13 Dec 2012

Last Airlift by Marsha Forchuk Skrypuch

#10: Last Airlift: A Vietnamese Orphan’s Rescue from War

by Marsha Forchuk Skrypuch

 

Before I begin this review proper, let me take a quick moment to talk about the act of weeping and how it affects my opinion of books that I read. Let’s start with the dissent. If a book makes the reader cry, that is an interaction between the text and that particular, specific reader. One book cannot make all readers cry; therefore tear-jerking is an unstable, unscientific measure of a book’s worth. Moreover, the reader is the true variable here, so the act of crying while reading says much more about the reader’s fragile emotional state than the text’s ability to bring out emotions. Moreover-moreover, champions of literature have worked very hard to legitimize literature as a valid field of interest and study, moving away from theories where books are judged by their intangible, inscrutable, dare I say, magical ability to evoke emotion in the reader. Moreover-moreover-moreover, moving away from relating emotion and literature is especially important when examining and discussing books for children, because children’s literature is still only marginally accepted as something worth studying. Also, children’s literature stirs up a lot of emotions in most people – nostalgia, bad memories from English class, hatred, etc – so it’s important to counter that tendency.
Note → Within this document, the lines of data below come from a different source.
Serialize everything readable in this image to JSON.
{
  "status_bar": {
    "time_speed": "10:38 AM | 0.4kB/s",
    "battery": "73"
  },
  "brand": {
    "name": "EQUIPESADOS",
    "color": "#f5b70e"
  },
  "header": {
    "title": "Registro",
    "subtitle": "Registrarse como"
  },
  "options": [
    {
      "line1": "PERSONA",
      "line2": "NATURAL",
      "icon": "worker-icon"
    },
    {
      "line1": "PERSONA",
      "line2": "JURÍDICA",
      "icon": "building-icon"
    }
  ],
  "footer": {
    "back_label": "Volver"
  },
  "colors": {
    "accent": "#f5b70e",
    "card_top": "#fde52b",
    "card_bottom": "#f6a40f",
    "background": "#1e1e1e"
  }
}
That being said, this book made me cry. This book made me cry like a little girl. And despite everything I just said up there, I think that means something. Not a big something, but a something.
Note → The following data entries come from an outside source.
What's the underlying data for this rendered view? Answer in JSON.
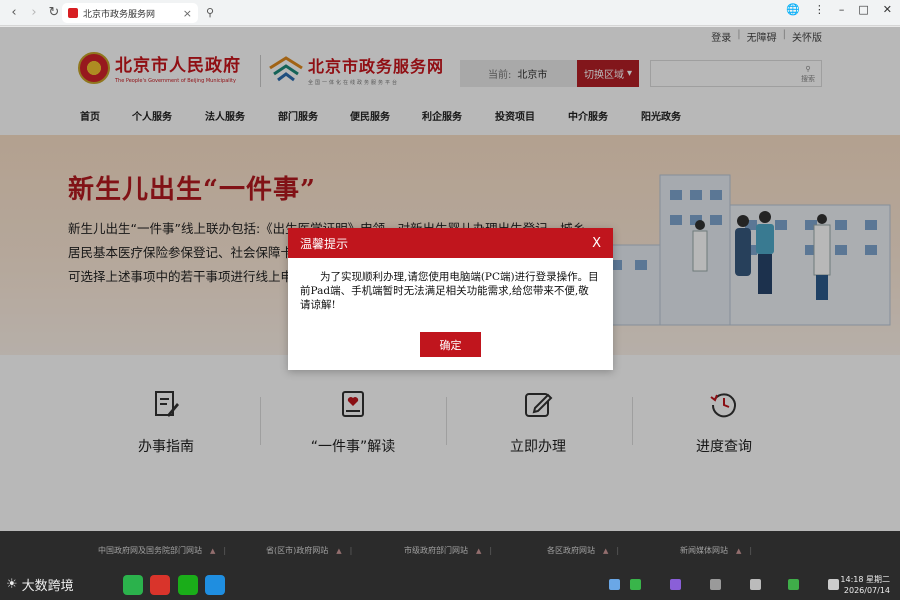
{
  "browser": {
    "tab_title": "北京市政务服务网",
    "tab_close": "×"
  },
  "header": {
    "util_links": [
      "登录",
      "无障碍",
      "关怀版"
    ],
    "util_sep": "|",
    "gov_name": "北京市人民政府",
    "gov_en": "The People's Government of Beijing Municipality",
    "service_name": "北京市政务服务网",
    "service_slogan": "全国一体化在线政务服务平台",
    "location_label": "当前:",
    "location_city": "北京市",
    "switch_region": "切换区域",
    "search_btn": "搜索"
  },
  "nav": [
    "首页",
    "个人服务",
    "法人服务",
    "部门服务",
    "便民服务",
    "利企服务",
    "投资项目",
    "中介服务",
    "阳光政务"
  ],
  "hero": {
    "title": "新生儿出生“一件事”",
    "desc": "新生儿出生“一件事”线上联办包括:《出生医学证明》申领、对新出生婴儿办理出生登记、城乡居民基本医疗保险参保登记、社会保障卡申领……按照上述顺序依次进行办理。新生儿父母也可选择上述事项中的若干事项进行线上申领(单办)。"
  },
  "features": [
    {
      "label": "办事指南",
      "icon": "document-edit-icon"
    },
    {
      "label": "“一件事”解读",
      "icon": "book-heart-icon"
    },
    {
      "label": "立即办理",
      "icon": "pencil-square-icon"
    },
    {
      "label": "进度查询",
      "icon": "history-clock-icon"
    }
  ],
  "footer_links": [
    "中国政府网及国务院部门网站",
    "省(区市)政府网站",
    "市级政府部门网站",
    "各区政府网站",
    "新闻媒体网站"
  ],
  "modal": {
    "title": "温馨提示",
    "close": "X",
    "message": "为了实现顺利办理,请您使用电脑端(PC端)进行登录操作。目前Pad端、手机端暂时无法满足相关功能需求,给您带来不便,敬请谅解!",
    "ok": "确定"
  },
  "taskbar": {
    "weather_text": "大数跨境",
    "time": "14:18 星期二",
    "date": "2026/07/14"
  },
  "colors": {
    "brand_red": "#c0151d",
    "footer_bg": "#3c3c3c",
    "taskbar_bg": "#2b2b2b"
  }
}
Last Airlift is a young child’s account of her own adoption in the 1960s. Tuyet lived in an orphanage in Vietnam until she was eight years old, where she went to school, slept with hundreds of other children on the floor, and cared for the many babies left orphaned by the Vietnam War. For years, she watched the other children leave, never to return, but polio had crippled her  leg, so she didn’t think she would ever be one of them.

Let that sink in for a second: she knew she would never be loved or have a family and was okay with that WHEN SHE WAS EIGHT YEARS OLD.

Luckily for Tuyet, though, an adoption group would make one last airlift from Vietnam  to Canada, and Tuyet was chosen to come along, and she was adopted. This book is slim, sparsely narrated, and describes just the few weeks of the adoption process and into her new home. This is not an autobiography, but you can tell that the author has close ties to Tuyet, conducting extensive interviews or just having conversations; the attention to Tuyet’s perspective is sensitive, spot on, and perfect. Nothing terribly exciting happens to Tuyet, the suspense is minimal, the most tense moments involve car sickness and hiding food at the dinner table. Unassuming. Quiet.

But yet, as I neared the 100th page, tears just rolled down my cheeks. Maybe tears don’t make a book any good, but if you can get make me cry with such few words, such mundane subject matter, without resorting to melodrama or Nicholas Sparks bullshit and without any plot whatsoever? Kudos to you!

1 Comments

  1. Thank you for the wonderful review!